From the client side, every call to the Web Service starts by requesting the security context token cached from the above steps. We then use the security context token to sign and encrypt the SOAP request message:

public static IVDataSet SendReceiveIssues(DataSet changedIssues, 
                                          DateTime lastAccessed)
{
    IVDataSet data = null;
    IssueVisionServicesWse dataService = GetWebServiceReference();

    try
    {
        // Request the security context token

        SecurityContextToken sct = 
          Wse2HelperClient.RequestSCTByUsername(UserSettings.Instance.Username,
          UserSettings.Instance.Password);

        // Use the security context token to sign

        // and encrypt a request to the Web service

        SoapContext requestContext = dataService.RequestSoapContext;
        requestContext.Security.Tokens.Add(sct);
        requestContext.Security.Elements.Add( new MessageSignature( sct ) );
        requestContext.Security.Elements.Add( new EncryptedData( sct ) );

        data = dataService.SendReceiveIssues(changedIssues, lastAccessed);
    }
    catch (WebException)
    {
        HandleWebServicesException(WebServicesExceptionType.WebException);
    }
    catch (SoapException soapEx)
    {
        if (soapEx.Actor == "Security")
        {
            HandleWebServicesException(WebServicesExceptionType.SoapException);
        }
        else
        {
            HandleWebServicesException(WebServicesExceptionType.WebException);
        }
    }
    catch (Exception)
    {
        HandleWebServicesException(WebServicesExceptionType.Exception);
    }
            
    return data;
}

On the server side, every incoming request is first verified whether it is signed and encrypted. Also, we check whether it is signed by a security context token. When all these conditions are met, we use the same security context token to sign and encrypt the response SOAP message:

[WebMethod(Description="Synchronize data by" + 
    " send and recieving from the remote client.")]
public IVDataSet SendReceiveIssues(DataSet changedIssues, DateTime lastAccessed)
{
    SoapContext requestContext = RequestSoapContext.Current;

    // Reject any requests which are not valid SOAP requests

    Wse2HelperServer.VerifyMessageParts(requestContext);
    Wse2HelperServer.VerifyMessageSignature(requestContext);
    Wse2HelperServer.VerifyMessageEncryption(requestContext);

    // Check if the Soap Message is Signed with an SCT.

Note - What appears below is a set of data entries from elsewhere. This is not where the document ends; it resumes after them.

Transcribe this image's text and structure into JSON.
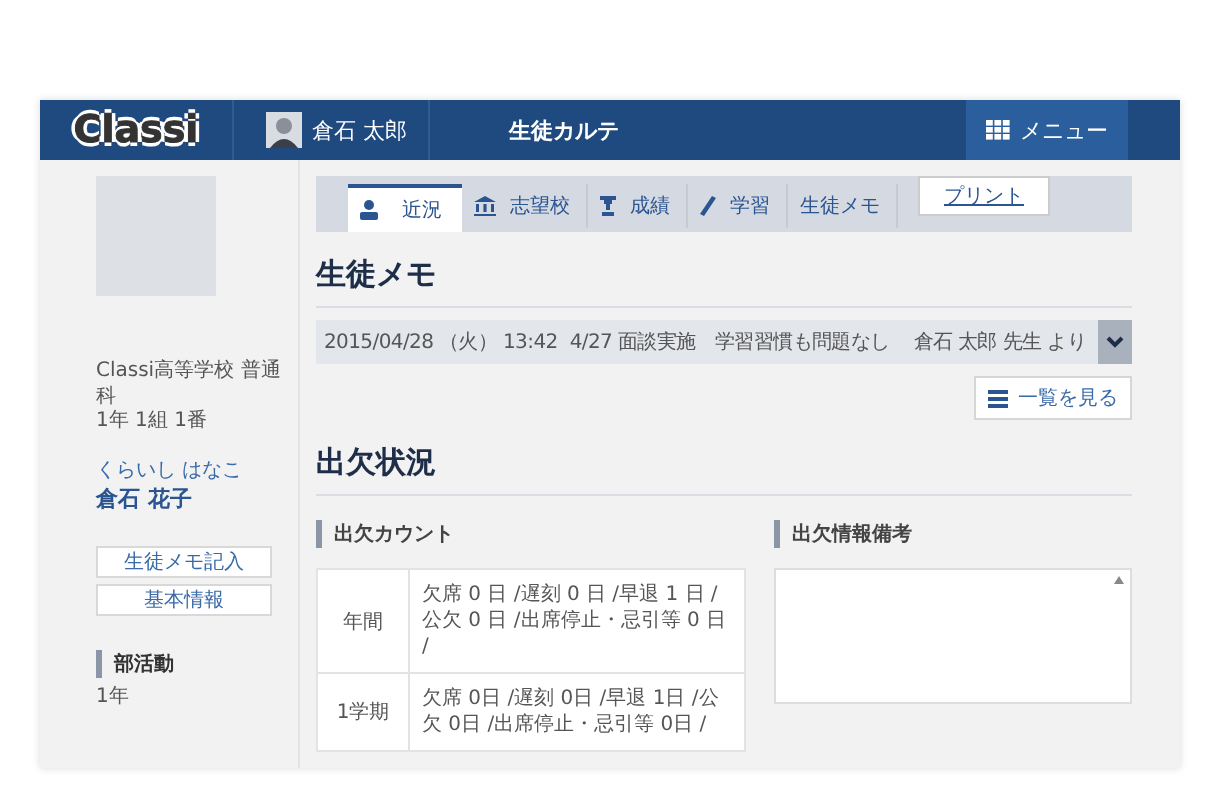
{
  "header": {
    "logo": "Classi",
    "user": "倉石 太郎",
    "title": "生徒カルテ",
    "menu": "メニュー"
  },
  "student": {
    "school": "Classi高等学校 普通科",
    "class": "1年 1組 1番",
    "kana": "くらいし はなこ",
    "name": "倉石 花子"
  },
  "side_buttons": [
    "生徒メモ記入",
    "基本情報"
  ],
  "club": {
    "heading": "部活動",
    "year": "1年"
  },
  "tabs": [
    {
      "label": "近況",
      "selected": true
    },
    {
      "label": "志望校",
      "selected": false
    },
    {
      "label": "成績",
      "selected": false
    },
    {
      "label": "学習",
      "selected": false
    },
    {
      "label": "生徒メモ",
      "selected": false
    }
  ],
  "print_button": "プリント",
  "memo": {
    "heading": "生徒メモ",
    "date": "2015/04/28 （火） 13:42",
    "text": "4/27 面談実施　学習習慣も問題なし",
    "author": "倉石 太郎 先生 より",
    "list_button": "一覧を見る"
  },
  "attendance": {
    "heading": "出欠状況",
    "count_heading": "出欠カウント",
    "remarks_heading": "出欠情報備考",
    "rows": [
      {
        "period": "年間",
        "counts": "欠席 0 日 /遅刻 0 日 /早退 1 日 /公欠 0 日 /出席停止・忌引等 0 日 /"
      },
      {
        "period": "1学期",
        "counts": "欠席 0日 /遅刻 0日 /早退 1日 /公欠 0日 /出席停止・忌引等 0日 /"
      }
    ]
  }
}
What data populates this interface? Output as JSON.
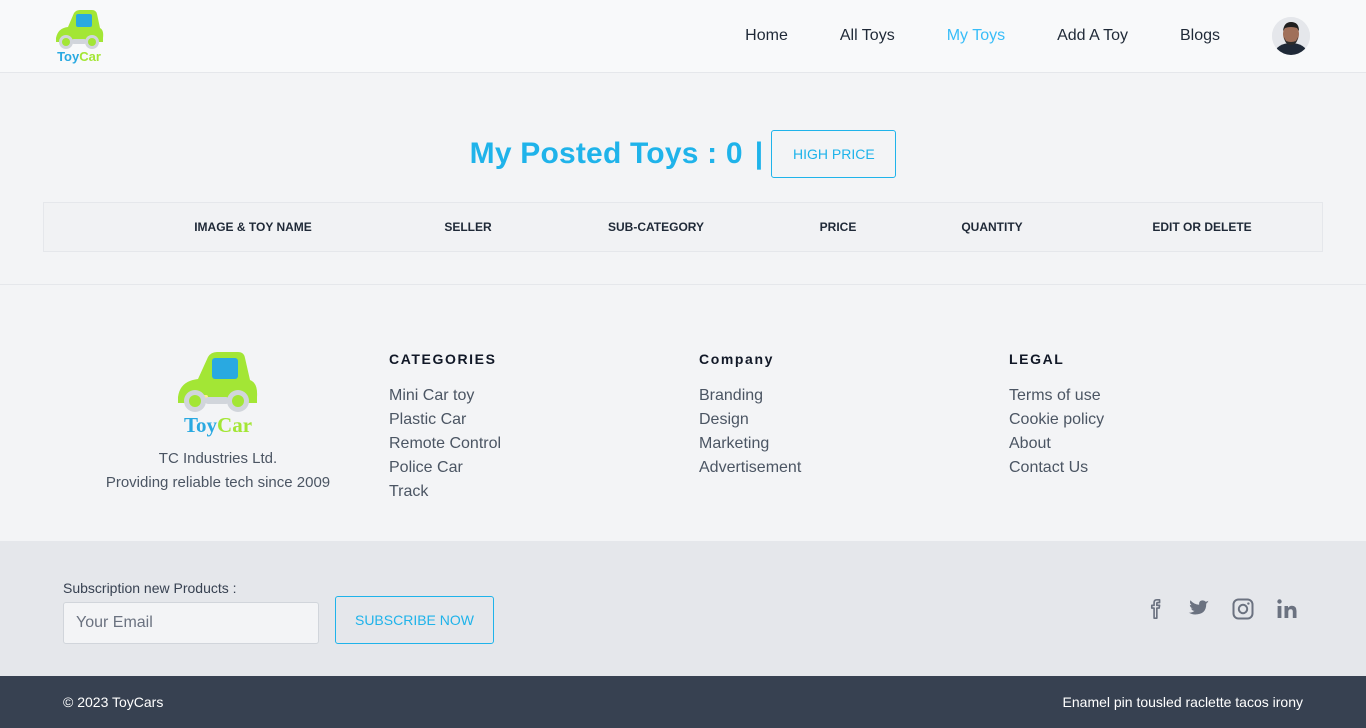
{
  "brand": {
    "logo_text": "ToyCar"
  },
  "nav": {
    "links": [
      {
        "label": "Home",
        "active": false
      },
      {
        "label": "All Toys",
        "active": false
      },
      {
        "label": "My Toys",
        "active": true
      },
      {
        "label": "Add A Toy",
        "active": false
      },
      {
        "label": "Blogs",
        "active": false
      }
    ]
  },
  "main": {
    "title": "My Posted Toys : 0",
    "separator": "|",
    "sort_button": "HIGH PRICE",
    "table": {
      "columns": [
        "IMAGE & TOY NAME",
        "SELLER",
        "SUB-CATEGORY",
        "PRICE",
        "QUANTITY",
        "EDIT OR DELETE"
      ],
      "rows": []
    }
  },
  "footer": {
    "company_name": "TC Industries Ltd.",
    "tagline": "Providing reliable tech since 2009",
    "columns": [
      {
        "heading": "CATEGORIES",
        "links": [
          "Mini Car toy",
          "Plastic Car",
          "Remote Control",
          "Police Car",
          "Track"
        ]
      },
      {
        "heading": "Company",
        "links": [
          "Branding",
          "Design",
          "Marketing",
          "Advertisement"
        ]
      },
      {
        "heading": "LEGAL",
        "links": [
          "Terms of use",
          "Cookie policy",
          "About",
          "Contact Us"
        ]
      }
    ]
  },
  "subscribe": {
    "label": "Subscription new Products :",
    "placeholder": "Your Email",
    "button": "SUBSCRIBE NOW"
  },
  "socials": [
    "facebook-icon",
    "twitter-icon",
    "instagram-icon",
    "linkedin-icon"
  ],
  "bottom": {
    "copyright": "© 2023 ToyCars",
    "tagline": "Enamel pin tousled raclette tacos irony"
  },
  "colors": {
    "accent": "#1fb3ea",
    "logo_green": "#a3e635",
    "logo_blue": "#29a9e1",
    "bottom_bar": "#374151"
  }
}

    SecurityContextToken sct = 
            Wse2HelperServer.GetSigningToken(requestContext) 
            as SecurityContextToken;
    if (sct == null)
    {
        throw new SoapException("The request is not signed with an SCT.", 
                              SoapException.ServerFaultCode, "Security");
    }

    // Use the SCT to sign and encrypt the response

    SoapContext responseContext = ResponseSoapContext.Current;
    responseContext.Security.Tokens.Add(sct);
    responseContext.Security.Elements.Add(new MessageSignature(sct));
    responseContext.Security.Elements.Add(new EncryptedData(sct));

    return new IVData().SendReceiveIssues(changedIssues, lastAccessed);
}

To monitor the actual encrypted and signed SOAP messages sent between the client and the web server, we can check the input and output message trace files InputTrace.webinfo and OutputTrace.webinfo on either the client or the web server side.

Further Work

• For more security, it is better to use SHA-256, SHA-384, or SHA-512 instead of SHA1 in function HashString() to calculate password hash values. This also requires changing the password hash stored in the IssueVision sample database. Check this link for more information.

History

• June 23^rd, 2005 - Initial release.
• September 12^th, 2005 - Added support for Windows 2000.